Successful applicants will be granted a two-year residence permit which will also entitle them to work without a work permit. It will not, however, be possible for those regularised to count these two years as part of the continuous legal residence period required for acquisition of EU long-term residence status.

This is Poland’s third regularisation programme. The first was carried out in 2003 prior to the country’s accession to the EU and the second was conducted in 2007 in anticipation of Poland’s membership of the Schengen zone. Both facilitated regularisation of the status of a combined total of less than 6000 applicants, a tiny number of the country’s irregular immigrant population. This was largely due to extremely restrictive eligibility criteria. In 2003 and 2007, for example, applicants for regularisation had to show legal title to residential accommodation and submit proof that they would have employment.
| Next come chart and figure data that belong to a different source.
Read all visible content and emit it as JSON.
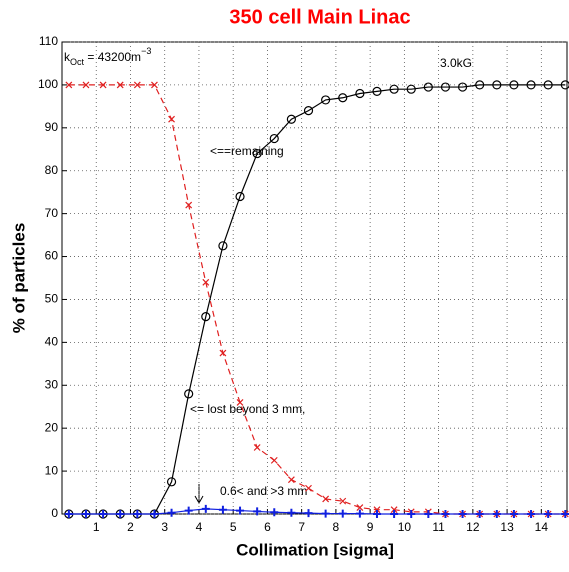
{
  "chart_data": {
    "type": "line",
    "title": "350 cell Main Linac",
    "xlabel": "Collimation [sigma]",
    "ylabel": "% of particles",
    "annotations": {
      "k_main": "k",
      "k_sub": "Oct",
      "k_rest": " = 43200m",
      "k_sup": "−3",
      "field": "3.0kG",
      "remaining": "<==remaining",
      "lost": "<= lost beyond 3 mm,",
      "partial": "0.6< and >3 mm"
    },
    "x": [
      0.2,
      0.7,
      1.2,
      1.7,
      2.2,
      2.7,
      3.2,
      3.7,
      4.2,
      4.7,
      5.2,
      5.7,
      6.2,
      6.7,
      7.2,
      7.7,
      8.2,
      8.7,
      9.2,
      9.7,
      10.2,
      10.7,
      11.2,
      11.7,
      12.2,
      12.7,
      13.2,
      13.7,
      14.2,
      14.7
    ],
    "series": [
      {
        "color": "#000000",
        "marker": "circle",
        "dash": false,
        "values": [
          0,
          0,
          0,
          0,
          0,
          0,
          7.5,
          28,
          46,
          62.5,
          74,
          84,
          87.5,
          92,
          94,
          96.5,
          97,
          98,
          98.5,
          99,
          99,
          99.5,
          99.5,
          99.5,
          100,
          100,
          100,
          100,
          100,
          100
        ]
      },
      {
        "color": "#e02020",
        "marker": "x",
        "dash": true,
        "values": [
          100,
          100,
          100,
          100,
          100,
          100,
          92,
          72,
          54,
          37.5,
          26,
          15.5,
          12.5,
          8,
          6,
          3.5,
          3,
          1.5,
          1,
          1,
          0.5,
          0.5,
          0,
          0,
          0,
          0,
          0,
          0,
          0,
          0
        ]
      },
      {
        "color": "#1020e0",
        "marker": "plus",
        "dash": false,
        "values": [
          0,
          0,
          0,
          0,
          0,
          0,
          0.3,
          0.8,
          1.2,
          1,
          0.8,
          0.6,
          0.4,
          0.3,
          0.2,
          0.1,
          0.1,
          0.1,
          0,
          0,
          0,
          0,
          0,
          0,
          0,
          0,
          0,
          0,
          0,
          0
        ]
      }
    ],
    "xlim": [
      0,
      14.75
    ],
    "ylim": [
      0,
      110
    ],
    "xticks": [
      1,
      2,
      3,
      4,
      5,
      6,
      7,
      8,
      9,
      10,
      11,
      12,
      13,
      14
    ],
    "yticks": [
      0,
      10,
      20,
      30,
      40,
      50,
      60,
      70,
      80,
      90,
      100,
      110
    ],
    "grid": true
  }
}
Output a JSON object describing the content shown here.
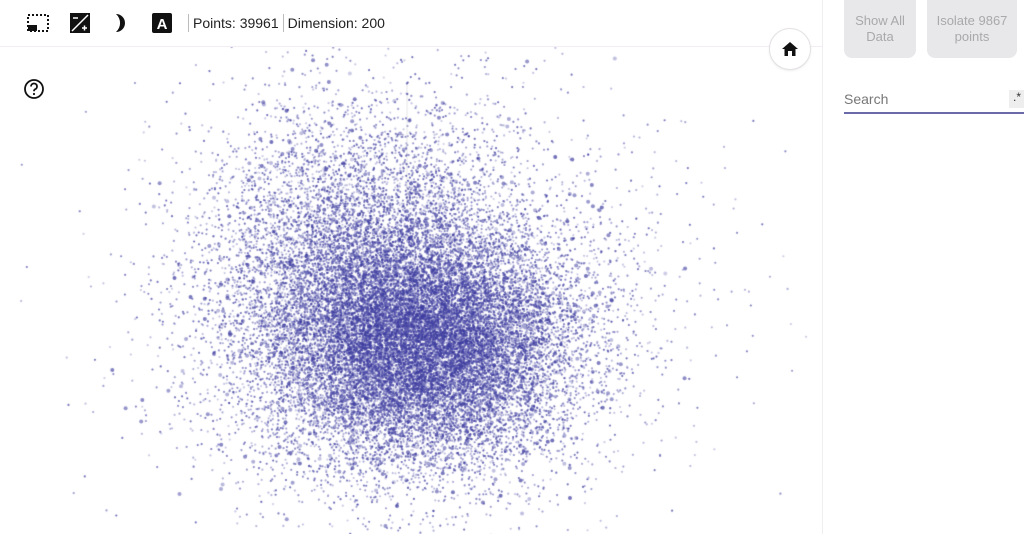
{
  "toolbar": {
    "icons": [
      "selection-box-icon",
      "night-mode-contrast-icon",
      "moon-icon",
      "label-font-icon"
    ],
    "points_label": "Points: 39961",
    "dimension_label": "Dimension: 200"
  },
  "sidebar": {
    "show_all_label": "Show All Data",
    "isolate_label": "Isolate 9867 points",
    "search_placeholder": "Search",
    "regex_label": ".*"
  },
  "colors": {
    "point": "#3f3ea0",
    "accent": "#6b6aa8"
  }
}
The more applicant-friendly eligibility criteria of the 2012 regularisation suggest that the country has learned from past mistakes and are also testament to the efforts of Polish NGOs active in the field of migration.

While the upcoming regularisation programme has been positively received by civil society in Poland, Ksenia Naranovich of Fundacja Rozwoju “Oprócz Granic” (Foundation for Development Beyond Borders) has highlighted the need for the regional authorities around Poland to be adequately prepared to deal with the volume of applications. Fundacja Rozwoju “Oprócz Granic” estimates that there will be tens of thousands more applications than the several thousand anticipated by the government.
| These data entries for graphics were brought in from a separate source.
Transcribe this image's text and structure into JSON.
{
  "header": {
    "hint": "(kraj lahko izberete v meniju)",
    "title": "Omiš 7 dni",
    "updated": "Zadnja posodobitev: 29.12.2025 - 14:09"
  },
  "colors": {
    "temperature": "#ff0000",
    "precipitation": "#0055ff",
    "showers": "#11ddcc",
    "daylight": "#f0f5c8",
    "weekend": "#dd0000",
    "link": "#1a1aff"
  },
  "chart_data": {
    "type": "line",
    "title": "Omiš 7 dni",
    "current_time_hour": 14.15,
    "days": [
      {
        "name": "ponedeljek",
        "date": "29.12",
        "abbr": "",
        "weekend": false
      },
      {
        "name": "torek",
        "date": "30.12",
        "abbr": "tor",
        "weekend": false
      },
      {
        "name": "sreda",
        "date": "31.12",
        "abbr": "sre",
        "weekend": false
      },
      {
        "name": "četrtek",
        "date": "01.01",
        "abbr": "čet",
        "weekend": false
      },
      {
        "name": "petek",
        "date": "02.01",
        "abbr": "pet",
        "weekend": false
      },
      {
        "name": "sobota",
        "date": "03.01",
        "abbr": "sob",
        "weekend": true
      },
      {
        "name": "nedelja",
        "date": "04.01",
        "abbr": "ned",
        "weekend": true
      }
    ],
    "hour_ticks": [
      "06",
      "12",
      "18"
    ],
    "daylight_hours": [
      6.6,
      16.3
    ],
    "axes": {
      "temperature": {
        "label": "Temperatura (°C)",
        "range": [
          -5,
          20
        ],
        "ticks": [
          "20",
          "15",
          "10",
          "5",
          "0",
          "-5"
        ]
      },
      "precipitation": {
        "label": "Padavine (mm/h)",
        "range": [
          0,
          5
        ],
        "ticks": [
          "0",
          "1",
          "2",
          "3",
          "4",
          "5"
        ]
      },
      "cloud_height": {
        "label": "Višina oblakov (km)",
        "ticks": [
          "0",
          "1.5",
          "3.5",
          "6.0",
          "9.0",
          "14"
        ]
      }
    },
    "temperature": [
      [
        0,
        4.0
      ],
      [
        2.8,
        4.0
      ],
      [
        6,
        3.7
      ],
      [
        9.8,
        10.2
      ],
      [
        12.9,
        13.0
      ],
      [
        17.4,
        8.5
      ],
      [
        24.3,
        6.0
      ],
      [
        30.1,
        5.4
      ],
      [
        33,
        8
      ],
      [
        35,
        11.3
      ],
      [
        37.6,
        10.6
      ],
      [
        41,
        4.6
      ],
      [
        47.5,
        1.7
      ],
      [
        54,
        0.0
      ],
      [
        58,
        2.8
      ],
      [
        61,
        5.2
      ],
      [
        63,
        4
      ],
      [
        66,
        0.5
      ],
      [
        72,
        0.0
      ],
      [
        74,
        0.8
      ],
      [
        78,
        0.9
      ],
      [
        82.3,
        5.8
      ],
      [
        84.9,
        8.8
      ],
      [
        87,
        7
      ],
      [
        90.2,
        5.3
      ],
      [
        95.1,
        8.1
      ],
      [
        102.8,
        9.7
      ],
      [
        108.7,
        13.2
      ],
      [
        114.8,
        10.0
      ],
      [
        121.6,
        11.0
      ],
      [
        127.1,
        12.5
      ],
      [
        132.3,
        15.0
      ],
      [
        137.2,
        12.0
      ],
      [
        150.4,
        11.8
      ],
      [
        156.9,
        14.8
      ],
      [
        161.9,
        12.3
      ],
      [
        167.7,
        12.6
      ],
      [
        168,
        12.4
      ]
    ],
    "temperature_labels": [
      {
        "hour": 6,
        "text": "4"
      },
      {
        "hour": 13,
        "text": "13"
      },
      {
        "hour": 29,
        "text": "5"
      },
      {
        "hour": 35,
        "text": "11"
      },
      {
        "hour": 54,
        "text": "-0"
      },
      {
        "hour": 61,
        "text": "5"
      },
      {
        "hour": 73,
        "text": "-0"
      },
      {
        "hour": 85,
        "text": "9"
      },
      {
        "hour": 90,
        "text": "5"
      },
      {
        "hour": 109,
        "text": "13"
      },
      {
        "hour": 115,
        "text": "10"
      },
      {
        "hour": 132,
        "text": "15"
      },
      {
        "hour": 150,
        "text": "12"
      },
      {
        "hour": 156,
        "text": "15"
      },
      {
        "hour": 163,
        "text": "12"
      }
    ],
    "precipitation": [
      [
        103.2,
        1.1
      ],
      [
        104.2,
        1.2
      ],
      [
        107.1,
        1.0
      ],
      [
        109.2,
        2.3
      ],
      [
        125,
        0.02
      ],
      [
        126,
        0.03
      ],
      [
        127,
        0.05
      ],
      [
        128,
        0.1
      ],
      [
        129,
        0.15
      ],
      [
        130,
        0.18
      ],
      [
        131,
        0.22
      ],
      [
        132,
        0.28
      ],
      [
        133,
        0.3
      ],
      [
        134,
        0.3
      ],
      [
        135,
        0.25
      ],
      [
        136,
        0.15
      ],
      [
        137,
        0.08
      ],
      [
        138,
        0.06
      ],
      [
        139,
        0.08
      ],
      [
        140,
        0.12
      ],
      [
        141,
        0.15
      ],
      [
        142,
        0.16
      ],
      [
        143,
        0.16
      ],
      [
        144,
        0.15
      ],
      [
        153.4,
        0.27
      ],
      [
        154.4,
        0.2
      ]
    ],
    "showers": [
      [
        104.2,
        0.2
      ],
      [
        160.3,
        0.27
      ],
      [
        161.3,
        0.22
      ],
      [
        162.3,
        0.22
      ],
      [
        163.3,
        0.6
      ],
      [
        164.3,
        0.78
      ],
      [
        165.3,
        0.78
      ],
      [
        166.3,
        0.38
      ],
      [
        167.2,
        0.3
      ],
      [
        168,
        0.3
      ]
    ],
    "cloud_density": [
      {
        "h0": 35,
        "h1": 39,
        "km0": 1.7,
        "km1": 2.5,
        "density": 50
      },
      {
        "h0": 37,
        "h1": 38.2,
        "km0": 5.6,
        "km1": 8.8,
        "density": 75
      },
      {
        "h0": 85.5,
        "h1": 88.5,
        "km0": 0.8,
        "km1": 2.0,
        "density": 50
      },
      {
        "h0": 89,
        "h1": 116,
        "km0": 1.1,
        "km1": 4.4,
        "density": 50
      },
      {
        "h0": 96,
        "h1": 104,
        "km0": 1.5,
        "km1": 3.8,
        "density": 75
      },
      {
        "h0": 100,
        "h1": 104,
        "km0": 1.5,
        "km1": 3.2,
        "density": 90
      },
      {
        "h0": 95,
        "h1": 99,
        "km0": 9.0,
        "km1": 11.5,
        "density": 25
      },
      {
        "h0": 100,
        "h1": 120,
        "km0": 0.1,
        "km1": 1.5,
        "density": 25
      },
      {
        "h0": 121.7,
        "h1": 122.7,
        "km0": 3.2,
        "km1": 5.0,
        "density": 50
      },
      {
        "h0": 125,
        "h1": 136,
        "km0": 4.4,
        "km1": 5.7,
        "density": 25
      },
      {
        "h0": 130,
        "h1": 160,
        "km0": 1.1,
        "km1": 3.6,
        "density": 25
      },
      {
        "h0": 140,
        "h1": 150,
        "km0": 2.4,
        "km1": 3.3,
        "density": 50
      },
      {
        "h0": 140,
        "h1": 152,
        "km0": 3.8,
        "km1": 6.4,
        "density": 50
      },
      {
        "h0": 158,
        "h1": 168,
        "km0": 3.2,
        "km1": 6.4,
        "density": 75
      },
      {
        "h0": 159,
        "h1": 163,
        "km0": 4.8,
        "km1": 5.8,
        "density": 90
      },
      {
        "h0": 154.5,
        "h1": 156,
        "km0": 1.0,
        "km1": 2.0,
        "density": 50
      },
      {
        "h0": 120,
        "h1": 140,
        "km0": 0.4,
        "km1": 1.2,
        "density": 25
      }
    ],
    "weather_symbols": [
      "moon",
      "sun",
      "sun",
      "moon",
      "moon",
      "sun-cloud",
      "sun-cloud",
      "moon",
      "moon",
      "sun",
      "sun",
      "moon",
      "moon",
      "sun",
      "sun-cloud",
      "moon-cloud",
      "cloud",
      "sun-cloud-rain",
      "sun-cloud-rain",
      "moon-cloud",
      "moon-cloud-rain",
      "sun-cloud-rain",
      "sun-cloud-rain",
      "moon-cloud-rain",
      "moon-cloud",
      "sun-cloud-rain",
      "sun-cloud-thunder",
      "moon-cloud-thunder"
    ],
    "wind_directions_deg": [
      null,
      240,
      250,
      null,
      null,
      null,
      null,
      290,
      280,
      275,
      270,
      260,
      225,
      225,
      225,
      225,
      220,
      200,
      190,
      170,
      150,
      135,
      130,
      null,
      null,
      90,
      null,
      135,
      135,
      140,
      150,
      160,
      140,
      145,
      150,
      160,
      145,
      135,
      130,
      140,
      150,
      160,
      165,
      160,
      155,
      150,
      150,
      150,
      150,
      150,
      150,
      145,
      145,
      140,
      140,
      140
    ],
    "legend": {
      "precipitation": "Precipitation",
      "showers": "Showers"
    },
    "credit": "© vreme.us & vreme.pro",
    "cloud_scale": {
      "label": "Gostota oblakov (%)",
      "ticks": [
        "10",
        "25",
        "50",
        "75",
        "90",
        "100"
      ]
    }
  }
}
The largest numbers of applications are expected to come from Ukrainians, Vietnamese, Armenians and Chechens.

The 2012 regularisation, and the publicity surrounding it, is an acknowledgement of the fact that Poland is not just a country of emigration. The country’s continued economic growth, coupled with the emigration of more than one million Poles since accession to the EU in 2004, provides ideal conditions for bringing irregular immigrants out of the shadows into the mainstream of society and the legal labour market.

Indeed, having signed the new regularisation programme into law, Bronislaw Komorowski noted that as an increasingly attractive country for immigrants Poland needs a conscious policy on immigration, the lack of which is highlighted by the need for a third regularisation programme. The President will encourage the new government to address the lack of such a policy following the general election in October.

Whatever the legal and political failings which resulted in the need for yet another regularisation programme in Poland, the 2012 regularisation will make a reality for a potentially large number of irregular immigrants of the President’s vision of Poland as a country “open, hospitable and friendly to people seeking in our State new opportunities for better lives.”